Atlanta’s strengths hint at good things for the market in upcoming months
Atlanta has had no shortage of good news over the course of 2015. With a strong job market, rising home prices and an impressive luxury market, is Atlanta becoming too bubbly for its own good?
BUILDER online is looking at the 50 largest housing markets and evaluating vital housing stats, employment information and population to analyze what’s good, bad and the bottom line for housing in the areas. We’ve done our own analysis of the markets on the list based on the data we’ve found.

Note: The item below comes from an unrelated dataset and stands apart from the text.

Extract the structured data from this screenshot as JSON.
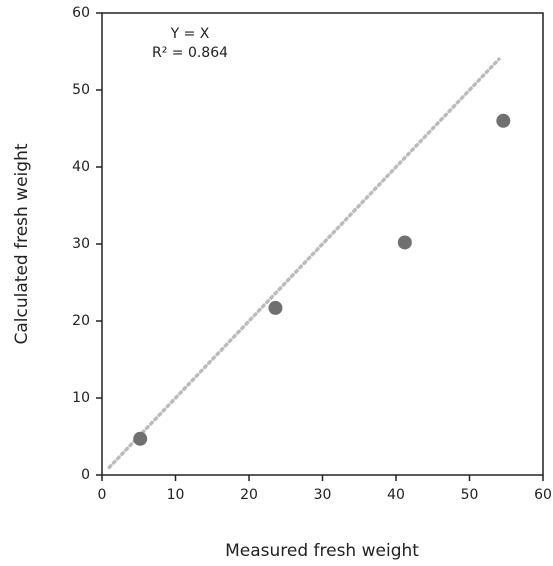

The Good: Atlanta’s job market has been consistently strong, and with 90,000 to 100,000 jobs on track to be added to the Metro Atlanta area in 2015, things are looking even better. Atlanta’s economy is one of its strongest selling points for residential housing throughout 2015. Housing prices increased 7.2 percent in April compared to April 2014, along with a 3.8 percent increase in sales from March and an inventory increase of 3.8 percent.
The Bad: Atlanta ranks as the most unequal metro area in the nation, with the 95th percentile earning a staggering 19.2 times the amount compared to the 20th percentile, with $288,159 compared to $14,988. While other factors do have a hand in homebuying, income is the biggest indicator on whether someone can buy a home or not.

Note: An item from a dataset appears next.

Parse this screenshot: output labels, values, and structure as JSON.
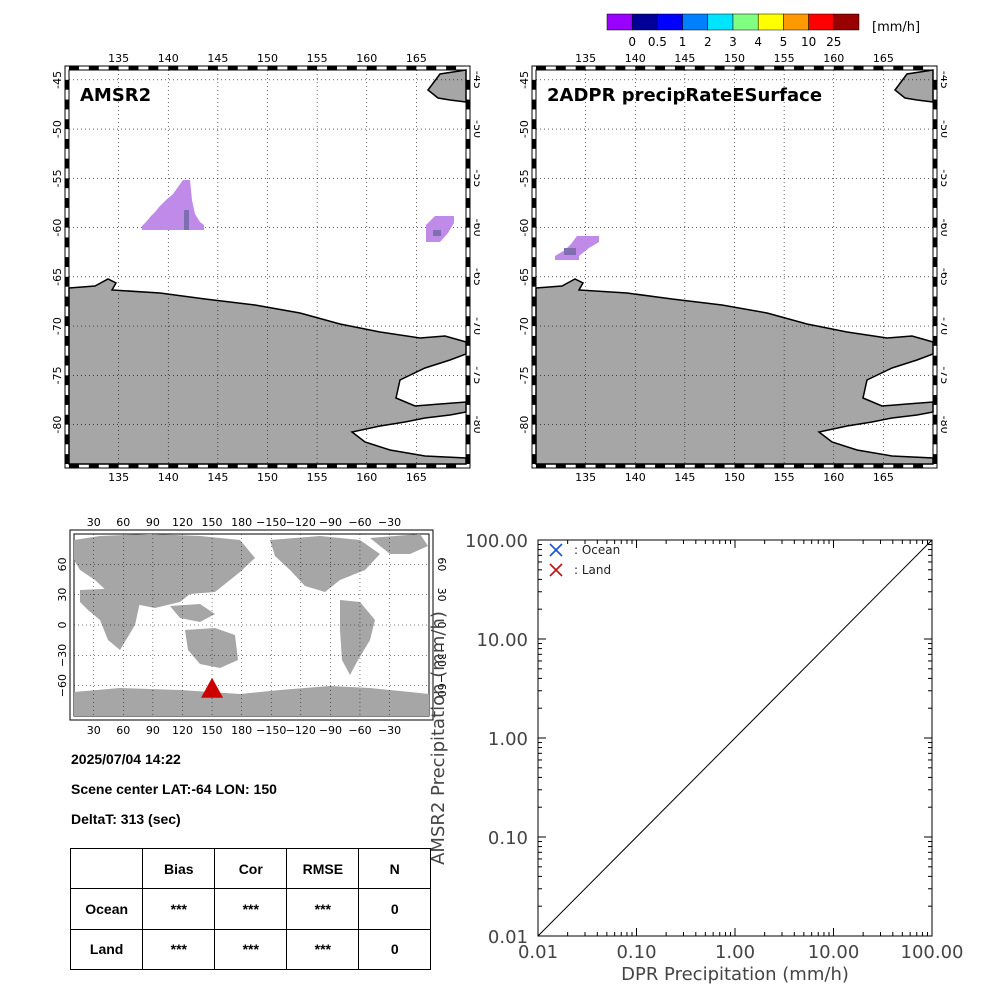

This is compounded on by the fact that Atlanta’s construction market is primarily focused on luxury housing, and after strong showings earlier in the year, it may be starting to slow. The top 5 percent of Atlanta’s listings are staying on the market for 96 days on average, much longer than remaining 95 percent of listings which stay on the market for an average of 59 days. On top of that, Atlanta’s luxury housing is 5.5 times pricier than the rest of the market, one of the largest gaps in the country. If one of these two major problems aren’t addressed, Atlanta’s housing market could experience problems.
The Bottom Line: Despite construction relying on Atlanta’s luxury market, and despite the rampant inequality, the economy is strong enough to survive a luxury downturn. Builders will have to adapt and begin to focus on building more affordable housing in order to take advantage of Atlanta’s booming economy, and if this happens, expect things to only get better from there.